In 2018, Rowlands et al. showed that the raw acceleration output from the GENActiv and Axivity devices was comparable through the full intensity range, with raw ActiGraph output approximately 10% lower. This study is significant because it means that for the first time, research using these three devices can be compared because the ‘black box’ element of the proprietary counts algorithms is removed. The caveat here though is that the researcher decisions related to recording frequency, wear location, non-wear criteria, and acceleration cutpoints need to also be comparable between studies using raw data from these 3 different devices. So, although the introduction of raw accelerations has tremendous potential, the use of cutpoints still presents a barrier to consistent and standardised interpretation and use of the data. To address this issue Rowlands introduced two new accelerometer metrics, termed average acceleration and the intensity gradient, which refer to the volume, and intensity profile of PA, respectively. The rationale for these metrics is that they based directly on raw accelerations and therefore not subject to the variation in output produced by application of different cutpoints. Rowlands argues that the metrics are therefore meaningful (relative to health outcomes), interpretable (translatable to public health messages), and comparable (with other studies). In relation to the relevance of these metrics to health outcomes, Rowlands and colleagues demonstrated independent associations with obesity-related outcomes and physical function in adolescent girls and diabetic adults. We found similar results in primary school children when we analysed the associations between the new metrics and a range of health indicators related to obesity, cardiorespiratory fitness, metabolic syndrome risk, and quality of life (manuscript under review).
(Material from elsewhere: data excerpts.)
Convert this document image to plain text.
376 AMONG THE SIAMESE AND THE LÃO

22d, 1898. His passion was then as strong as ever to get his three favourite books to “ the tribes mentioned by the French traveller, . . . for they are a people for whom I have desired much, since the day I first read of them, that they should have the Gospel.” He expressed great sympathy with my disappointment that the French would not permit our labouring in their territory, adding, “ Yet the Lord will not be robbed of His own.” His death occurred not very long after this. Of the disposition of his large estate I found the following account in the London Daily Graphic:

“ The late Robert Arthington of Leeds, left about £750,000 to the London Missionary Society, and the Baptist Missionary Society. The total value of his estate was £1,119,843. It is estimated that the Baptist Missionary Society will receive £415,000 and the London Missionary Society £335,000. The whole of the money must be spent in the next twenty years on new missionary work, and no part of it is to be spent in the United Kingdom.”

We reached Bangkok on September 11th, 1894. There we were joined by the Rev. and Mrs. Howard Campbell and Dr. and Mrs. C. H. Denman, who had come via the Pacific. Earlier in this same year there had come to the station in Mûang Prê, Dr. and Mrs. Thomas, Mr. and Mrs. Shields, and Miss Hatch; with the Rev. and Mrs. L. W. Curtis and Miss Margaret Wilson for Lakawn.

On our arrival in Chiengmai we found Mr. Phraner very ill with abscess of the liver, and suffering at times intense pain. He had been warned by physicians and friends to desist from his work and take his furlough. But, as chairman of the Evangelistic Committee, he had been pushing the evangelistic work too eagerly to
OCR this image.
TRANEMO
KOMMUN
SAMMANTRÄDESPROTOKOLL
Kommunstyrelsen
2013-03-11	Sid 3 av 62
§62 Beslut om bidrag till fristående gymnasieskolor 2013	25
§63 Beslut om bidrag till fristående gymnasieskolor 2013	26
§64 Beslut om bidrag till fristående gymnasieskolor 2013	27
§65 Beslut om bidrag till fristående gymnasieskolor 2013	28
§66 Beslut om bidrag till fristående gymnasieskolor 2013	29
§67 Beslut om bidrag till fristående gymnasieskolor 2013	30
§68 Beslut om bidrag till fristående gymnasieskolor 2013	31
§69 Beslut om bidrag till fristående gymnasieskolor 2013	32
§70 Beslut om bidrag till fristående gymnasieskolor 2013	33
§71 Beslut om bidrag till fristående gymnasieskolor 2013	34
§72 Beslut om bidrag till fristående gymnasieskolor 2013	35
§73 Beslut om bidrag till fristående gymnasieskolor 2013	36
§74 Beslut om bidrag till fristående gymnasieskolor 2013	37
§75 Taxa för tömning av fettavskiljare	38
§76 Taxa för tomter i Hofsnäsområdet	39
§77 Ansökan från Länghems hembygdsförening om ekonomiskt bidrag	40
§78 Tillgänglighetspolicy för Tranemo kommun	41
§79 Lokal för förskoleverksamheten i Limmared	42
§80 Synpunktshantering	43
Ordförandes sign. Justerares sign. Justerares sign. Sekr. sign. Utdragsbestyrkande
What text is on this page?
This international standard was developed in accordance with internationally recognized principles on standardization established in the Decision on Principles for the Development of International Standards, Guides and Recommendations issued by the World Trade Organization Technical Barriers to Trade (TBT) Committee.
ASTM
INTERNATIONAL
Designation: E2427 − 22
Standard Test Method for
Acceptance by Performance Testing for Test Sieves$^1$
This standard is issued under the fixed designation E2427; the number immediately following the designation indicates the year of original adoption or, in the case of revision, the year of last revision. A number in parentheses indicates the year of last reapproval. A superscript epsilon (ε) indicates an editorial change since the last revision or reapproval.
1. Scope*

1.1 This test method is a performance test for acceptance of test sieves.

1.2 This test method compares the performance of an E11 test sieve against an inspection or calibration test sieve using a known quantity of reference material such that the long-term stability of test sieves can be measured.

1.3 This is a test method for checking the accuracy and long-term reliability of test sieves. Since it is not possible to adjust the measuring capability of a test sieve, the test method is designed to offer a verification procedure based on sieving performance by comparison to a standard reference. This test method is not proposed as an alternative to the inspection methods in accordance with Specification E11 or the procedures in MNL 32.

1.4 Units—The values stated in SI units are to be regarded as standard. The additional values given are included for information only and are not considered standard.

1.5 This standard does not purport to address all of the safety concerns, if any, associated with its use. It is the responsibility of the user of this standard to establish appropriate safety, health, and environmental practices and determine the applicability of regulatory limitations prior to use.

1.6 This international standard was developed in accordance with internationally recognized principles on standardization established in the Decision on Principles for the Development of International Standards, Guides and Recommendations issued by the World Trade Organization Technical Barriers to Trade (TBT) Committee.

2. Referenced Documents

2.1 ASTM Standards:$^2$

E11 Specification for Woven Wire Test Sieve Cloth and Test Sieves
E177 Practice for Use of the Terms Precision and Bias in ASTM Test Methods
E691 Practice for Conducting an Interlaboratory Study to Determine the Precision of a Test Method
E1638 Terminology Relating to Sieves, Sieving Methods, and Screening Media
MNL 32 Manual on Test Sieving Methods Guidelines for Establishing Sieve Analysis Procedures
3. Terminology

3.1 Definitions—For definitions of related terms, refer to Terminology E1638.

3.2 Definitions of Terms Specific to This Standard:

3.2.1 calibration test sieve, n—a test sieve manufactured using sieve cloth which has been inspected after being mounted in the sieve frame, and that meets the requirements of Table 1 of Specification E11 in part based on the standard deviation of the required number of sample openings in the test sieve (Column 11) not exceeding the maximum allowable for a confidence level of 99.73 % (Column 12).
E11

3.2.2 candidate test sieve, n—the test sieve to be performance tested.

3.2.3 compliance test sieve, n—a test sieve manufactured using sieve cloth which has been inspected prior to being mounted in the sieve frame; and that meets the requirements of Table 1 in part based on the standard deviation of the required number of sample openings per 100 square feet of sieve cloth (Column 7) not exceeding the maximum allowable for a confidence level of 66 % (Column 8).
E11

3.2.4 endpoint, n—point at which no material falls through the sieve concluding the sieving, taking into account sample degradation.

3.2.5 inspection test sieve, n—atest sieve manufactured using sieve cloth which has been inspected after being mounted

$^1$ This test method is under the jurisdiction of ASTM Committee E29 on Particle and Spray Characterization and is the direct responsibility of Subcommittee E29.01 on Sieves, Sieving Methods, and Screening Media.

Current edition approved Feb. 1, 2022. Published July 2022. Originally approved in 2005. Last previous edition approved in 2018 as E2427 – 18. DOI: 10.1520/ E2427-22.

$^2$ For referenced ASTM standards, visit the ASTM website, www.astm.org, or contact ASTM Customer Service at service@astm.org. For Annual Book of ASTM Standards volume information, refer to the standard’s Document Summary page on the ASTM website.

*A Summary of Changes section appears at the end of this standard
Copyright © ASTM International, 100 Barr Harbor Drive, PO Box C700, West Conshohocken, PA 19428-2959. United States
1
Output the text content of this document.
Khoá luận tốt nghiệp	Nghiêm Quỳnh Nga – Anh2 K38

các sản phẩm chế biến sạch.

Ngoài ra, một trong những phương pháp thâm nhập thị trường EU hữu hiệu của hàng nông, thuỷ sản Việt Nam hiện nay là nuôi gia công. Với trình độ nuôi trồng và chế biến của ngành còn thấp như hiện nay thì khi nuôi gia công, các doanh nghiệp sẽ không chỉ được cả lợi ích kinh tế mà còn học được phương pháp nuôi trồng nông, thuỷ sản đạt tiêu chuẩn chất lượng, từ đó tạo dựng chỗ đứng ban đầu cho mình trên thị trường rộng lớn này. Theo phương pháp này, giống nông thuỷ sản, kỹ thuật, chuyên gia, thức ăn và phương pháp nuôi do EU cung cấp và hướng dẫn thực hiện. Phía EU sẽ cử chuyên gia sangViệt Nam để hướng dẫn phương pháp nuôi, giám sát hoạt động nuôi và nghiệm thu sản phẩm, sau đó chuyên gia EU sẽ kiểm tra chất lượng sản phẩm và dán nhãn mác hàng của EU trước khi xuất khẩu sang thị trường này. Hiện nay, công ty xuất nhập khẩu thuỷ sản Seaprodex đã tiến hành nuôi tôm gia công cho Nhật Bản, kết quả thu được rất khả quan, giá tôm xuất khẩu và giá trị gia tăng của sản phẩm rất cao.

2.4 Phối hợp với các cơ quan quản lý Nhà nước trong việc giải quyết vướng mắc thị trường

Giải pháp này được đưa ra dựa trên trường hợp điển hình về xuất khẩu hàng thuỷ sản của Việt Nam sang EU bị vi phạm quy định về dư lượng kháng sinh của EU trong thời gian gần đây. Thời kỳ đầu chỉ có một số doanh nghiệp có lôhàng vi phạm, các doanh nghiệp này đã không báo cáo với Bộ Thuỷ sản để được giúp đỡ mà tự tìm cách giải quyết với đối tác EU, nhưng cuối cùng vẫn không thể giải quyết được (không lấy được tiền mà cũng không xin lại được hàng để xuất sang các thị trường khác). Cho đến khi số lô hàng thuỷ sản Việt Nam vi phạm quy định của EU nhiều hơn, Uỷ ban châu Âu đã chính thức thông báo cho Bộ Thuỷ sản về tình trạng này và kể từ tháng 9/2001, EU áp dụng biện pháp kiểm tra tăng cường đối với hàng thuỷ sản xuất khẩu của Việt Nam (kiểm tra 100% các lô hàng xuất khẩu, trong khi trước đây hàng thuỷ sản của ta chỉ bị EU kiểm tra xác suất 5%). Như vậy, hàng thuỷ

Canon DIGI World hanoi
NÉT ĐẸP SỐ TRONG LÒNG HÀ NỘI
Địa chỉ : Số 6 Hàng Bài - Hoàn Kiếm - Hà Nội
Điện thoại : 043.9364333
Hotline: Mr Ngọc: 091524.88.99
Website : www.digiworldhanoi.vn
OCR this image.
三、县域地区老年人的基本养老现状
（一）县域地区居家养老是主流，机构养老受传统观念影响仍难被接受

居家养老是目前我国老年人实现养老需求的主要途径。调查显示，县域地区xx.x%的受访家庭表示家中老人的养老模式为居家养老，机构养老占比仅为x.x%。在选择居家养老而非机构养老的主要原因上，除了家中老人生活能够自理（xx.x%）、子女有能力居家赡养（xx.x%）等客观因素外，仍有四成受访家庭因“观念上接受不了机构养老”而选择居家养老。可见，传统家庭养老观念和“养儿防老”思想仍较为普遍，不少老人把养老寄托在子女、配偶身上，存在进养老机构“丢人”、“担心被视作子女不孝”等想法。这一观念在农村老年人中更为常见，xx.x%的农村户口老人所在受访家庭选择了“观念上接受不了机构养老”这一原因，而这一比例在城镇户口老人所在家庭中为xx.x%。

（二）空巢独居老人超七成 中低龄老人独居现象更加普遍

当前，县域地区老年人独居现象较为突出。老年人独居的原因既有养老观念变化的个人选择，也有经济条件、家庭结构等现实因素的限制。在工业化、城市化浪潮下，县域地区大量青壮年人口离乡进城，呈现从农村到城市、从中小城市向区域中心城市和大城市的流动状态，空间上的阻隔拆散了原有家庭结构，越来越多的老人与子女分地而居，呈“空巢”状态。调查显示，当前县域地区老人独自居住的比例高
As the utililty of software like GGIR continues to grow and more studies employ raw accelerations to produce PA outcomes, the greater the potential for using these types of new accelerometer metrics in PA research. Standardised raw acceleration data can be interpreted and analysed ‘post-processing’ by the original researchers or by others, thus allowing the data to be studied in various ways, whether this is applying appropriate cutpoints to study prevalence of meeting PA guidelines, or comparing contemporary raw acceleration data to previous research that employed count-based outcomes. Rowlands suggests that as more researchers continue to generate more raw acceleration data, there is scope to develop population-referenced age- and sex-specific percentile norms for average acceleration and intensity gradient, in much the same way as has been done for BMI, fitness, and ActiGraph counts. This would be a valuable resource for researchers, clinicians, and practitioners alike.

As the PA, computer science, and engineering research communities continue to develop new ways of processing, analysing and interpreting accelerometer data, one hopes that this will correspond with standardised metrics that are comparable between studies, and which can facilitate the interpretation and application of data to address important PA research questions.